The recent large downward revisions to non-farm payrolls have resulted in a repricing of the Federal Reserve. A rate cut is anticipated for 17 September, with another potential cut in October. Predictions for the upcoming year include 96 basis points in easing. However, despite these changes, long-term yields remain higher than at the beginning of July.
The dismissal of the labour statistics chief by the Trump administration raises concerns about the reliability of job data. There is increased reliance on ADP and initial jobless claims as the trustworthiness of non-farm payroll figures is questioned. This has created uncertainty in the current data environment.
Resignation From The Federal Reserve
The resignation of Kugler from the Federal Reserve and the potential departure of Cook suggest political pressures affecting decision-making. While Trump’s influence on monetary policy is limited, replacing these positions with aligned figures might shift dynamics significantly. This uncertainty has contributed to gold nearing all-time highs.
The overturning of Trump tariffs by the courts is not yet reflected in market reactions, possibly due to a holiday lull. If the Supreme Court invalidates the tariffs, the decision will move to Congress, introducing further unpredictability. A resolution could boost growth-sensitive trades, impacting commodities, small caps, and emerging markets.
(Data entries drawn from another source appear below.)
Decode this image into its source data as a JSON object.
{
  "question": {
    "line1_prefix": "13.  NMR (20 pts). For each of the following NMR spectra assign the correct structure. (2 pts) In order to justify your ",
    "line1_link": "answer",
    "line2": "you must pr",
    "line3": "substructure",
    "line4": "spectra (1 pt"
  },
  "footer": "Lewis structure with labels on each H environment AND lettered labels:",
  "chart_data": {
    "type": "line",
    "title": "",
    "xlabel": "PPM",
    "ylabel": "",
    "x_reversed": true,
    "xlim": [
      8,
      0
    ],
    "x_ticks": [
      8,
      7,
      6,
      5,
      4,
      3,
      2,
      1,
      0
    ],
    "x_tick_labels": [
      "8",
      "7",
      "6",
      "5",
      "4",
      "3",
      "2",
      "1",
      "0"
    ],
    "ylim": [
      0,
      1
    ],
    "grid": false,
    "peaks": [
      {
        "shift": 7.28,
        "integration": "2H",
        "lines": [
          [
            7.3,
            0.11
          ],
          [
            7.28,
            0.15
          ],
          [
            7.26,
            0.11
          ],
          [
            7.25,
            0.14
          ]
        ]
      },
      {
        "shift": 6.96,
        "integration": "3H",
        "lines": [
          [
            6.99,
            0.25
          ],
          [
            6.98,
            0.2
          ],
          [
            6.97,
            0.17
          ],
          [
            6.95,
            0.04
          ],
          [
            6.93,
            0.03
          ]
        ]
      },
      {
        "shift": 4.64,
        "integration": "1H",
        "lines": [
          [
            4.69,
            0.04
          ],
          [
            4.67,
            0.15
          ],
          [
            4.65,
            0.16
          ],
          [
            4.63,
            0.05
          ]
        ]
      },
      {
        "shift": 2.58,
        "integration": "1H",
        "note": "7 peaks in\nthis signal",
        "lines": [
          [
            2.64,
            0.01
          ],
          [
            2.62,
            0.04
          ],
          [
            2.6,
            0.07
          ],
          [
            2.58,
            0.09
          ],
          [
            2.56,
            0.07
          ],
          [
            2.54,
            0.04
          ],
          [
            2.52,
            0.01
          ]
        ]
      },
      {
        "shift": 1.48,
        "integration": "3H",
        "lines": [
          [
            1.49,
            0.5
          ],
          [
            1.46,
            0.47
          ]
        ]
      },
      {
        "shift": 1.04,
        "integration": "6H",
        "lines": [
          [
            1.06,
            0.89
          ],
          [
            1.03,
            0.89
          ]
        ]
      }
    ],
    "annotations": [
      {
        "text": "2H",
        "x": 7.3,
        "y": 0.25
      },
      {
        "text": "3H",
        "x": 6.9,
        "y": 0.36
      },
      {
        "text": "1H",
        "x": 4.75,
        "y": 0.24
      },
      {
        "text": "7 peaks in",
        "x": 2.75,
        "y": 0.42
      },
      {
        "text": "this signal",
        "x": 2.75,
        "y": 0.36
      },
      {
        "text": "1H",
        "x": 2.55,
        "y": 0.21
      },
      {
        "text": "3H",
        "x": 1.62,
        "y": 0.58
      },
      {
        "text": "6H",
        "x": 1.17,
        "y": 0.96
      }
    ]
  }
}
Looking back, the big downward revisions to non-farm payrolls this summer, which erased an average of 120,000 jobs per month from earlier reports, have completely reset expectations. With the market now pricing in a near-certain Fed rate cut on September 17, the real puzzle is why long-term bond yields are still high. This divergence suggests we should look at trades that benefit from a steepening yield curve, where short-term rates fall faster than long-term ones.
The dismissal of the labor statistics chief makes it difficult to trust upcoming jobs data, which will likely cause sharp market swings on release days. We saw this last month when ADP’s private payroll report showed a gain of only 155,000 jobs, while the initial government NFP figure came in at a much stronger 240,000, creating confusion. This uncertainty makes options strategies like straddles on major indices a logical way to trade the volatility without betting on a specific direction.
Political Pressure And Market Volatility
Political pressure on the Federal Reserve, marked by Governor Kugler’s resignation, is pushing investors toward safe havens like gold. The metal is now trading near $2,550 an ounce, close to its all-time high, as we watch for any move toward a less independent central bank. The dramatic collapse of the Turkish Lira, which lost over 90% of its value in the decade leading up to 2025 due to political interference, serves as a stark reminder of what is at stake.
The ongoing court challenge to presidential tariff authority is a binary event that could ignite a major rally in growth-sensitive assets. Should the Supreme Court limit this power, we could see a sharp rebound in areas beaten down by trade wars, like emerging market stocks and industrial commodities. One way to position for this is through call options on ETFs for small-cap stocks or the currencies of major trading partners like Mexico and Canada.